Seriam necessários sete dos dez votos da Casa, mas o placar foi elástico em favor do prefeito: 6 a 4. Votaram pelo afastamento do alcaide os vereadores Júnior Donadon (sem partido), Valdete Savaris (PPS), Maria José (PDT) e Marta Moreira (PSC). Para absolver, se manifestaram Jairo Peixoto (PP), José Garcia (DEM), Marcos Cabeludo (PHS), Carmozino Taxista (SD), Wanderlei Graebin (SD) e Célio Batista (PP). Os três últimos integraram a CPI instaurada para conduzir a investigação contra Rover.
O discurso mais contundente pelo afastamento do acusado foi feito pelo presidente da Câmara, Júnior Donadon. Numa fala incisiva, ele discordou do relatório, que apontou desvio de finalidade nos recursos da União. Alegou que, independente da devolução do dinheiro, o crime já havia sido configurado.
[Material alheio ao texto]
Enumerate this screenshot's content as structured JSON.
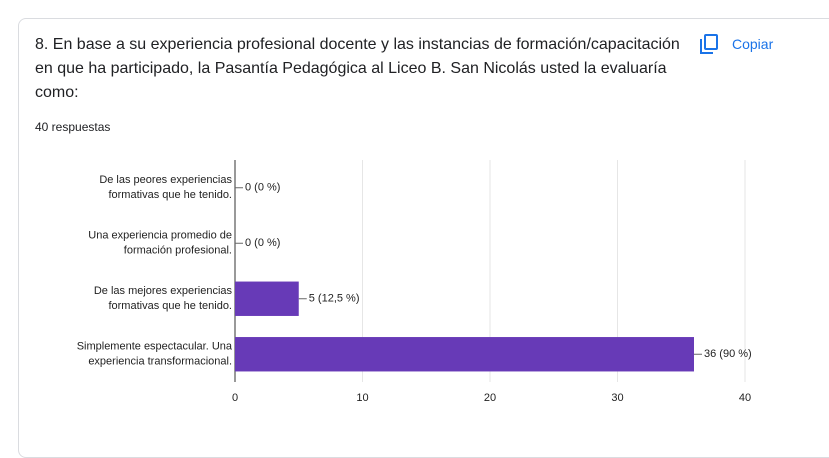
{
  "header": {
    "title": "8. En base a su experiencia profesional docente y las instancias de formación/capacitación en que ha participado, la Pasantía Pedagógica al Liceo B. San Nicolás usted la evaluaría como:",
    "responses": "40 respuestas",
    "copy_button": "Copiar"
  },
  "chart_data": {
    "type": "hbar",
    "color": "#673ab7",
    "categories": [
      [
        "De las peores experiencias",
        "formativas que he tenido."
      ],
      [
        "Una experiencia promedio de",
        "formación profesional."
      ],
      [
        "De las mejores experiencias",
        "formativas que he tenido."
      ],
      [
        "Simplemente espectacular. Una",
        "experiencia transformacional."
      ]
    ],
    "values": [
      0,
      0,
      5,
      36
    ],
    "value_labels": [
      "0 (0 %)",
      "0 (0 %)",
      "5 (12,5 %)",
      "36 (90 %)"
    ],
    "xlim": [
      0,
      40
    ],
    "xticks": [
      0,
      10,
      20,
      30,
      40
    ],
    "grid": true
  }
}
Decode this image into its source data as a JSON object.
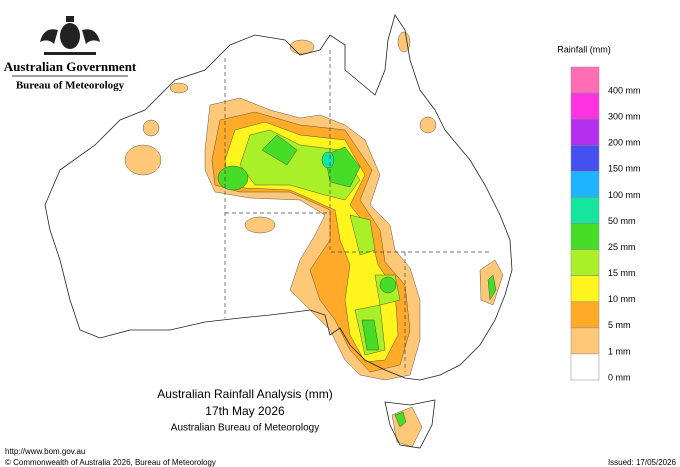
{
  "header": {
    "government": "Australian Government",
    "agency": "Bureau of Meteorology"
  },
  "legend": {
    "title": "Rainfall (mm)",
    "colors": [
      "#ff6eb4",
      "#ff33e0",
      "#b42ff0",
      "#4650f0",
      "#1eb4ff",
      "#14e6a0",
      "#46dc28",
      "#aaf028",
      "#fff51e",
      "#ffaa28",
      "#ffc878",
      "#ffffff"
    ],
    "labels": [
      "400 mm",
      "300 mm",
      "200 mm",
      "150 mm",
      "100 mm",
      "50 mm",
      "25 mm",
      "15 mm",
      "10 mm",
      "5 mm",
      "1 mm",
      "0 mm"
    ]
  },
  "map": {
    "title": "Australian Rainfall Analysis (mm)",
    "date": "17th May 2026",
    "source": "Australian Bureau of Meteorology"
  },
  "footer": {
    "url": "http://www.bom.gov.au",
    "copyright": "© Commonwealth of Australia 2026, Bureau of Meteorology",
    "issued": "Issued: 17/05/2026"
  }
}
O público que assistiu a sessão ficou bem abaixo do esperado. Na platéia, a advogada Vera Paixão, que defendia a saída do prefeito, mesmo que temporariamente, para facilitar a apuração dos indícios de irregularidades, discutiu com pessoas que defendiam a permanência do mandatário na função.
A VOTAÇÃO
Cada vereador foi chamado pelo nome a dar seu parecer. Apenas Valdete Savaris fez um breve discurso antes de votar. O restante se manifestou com um lacônico, “a favor” ou “contra” o relatório apresentado pela CPI.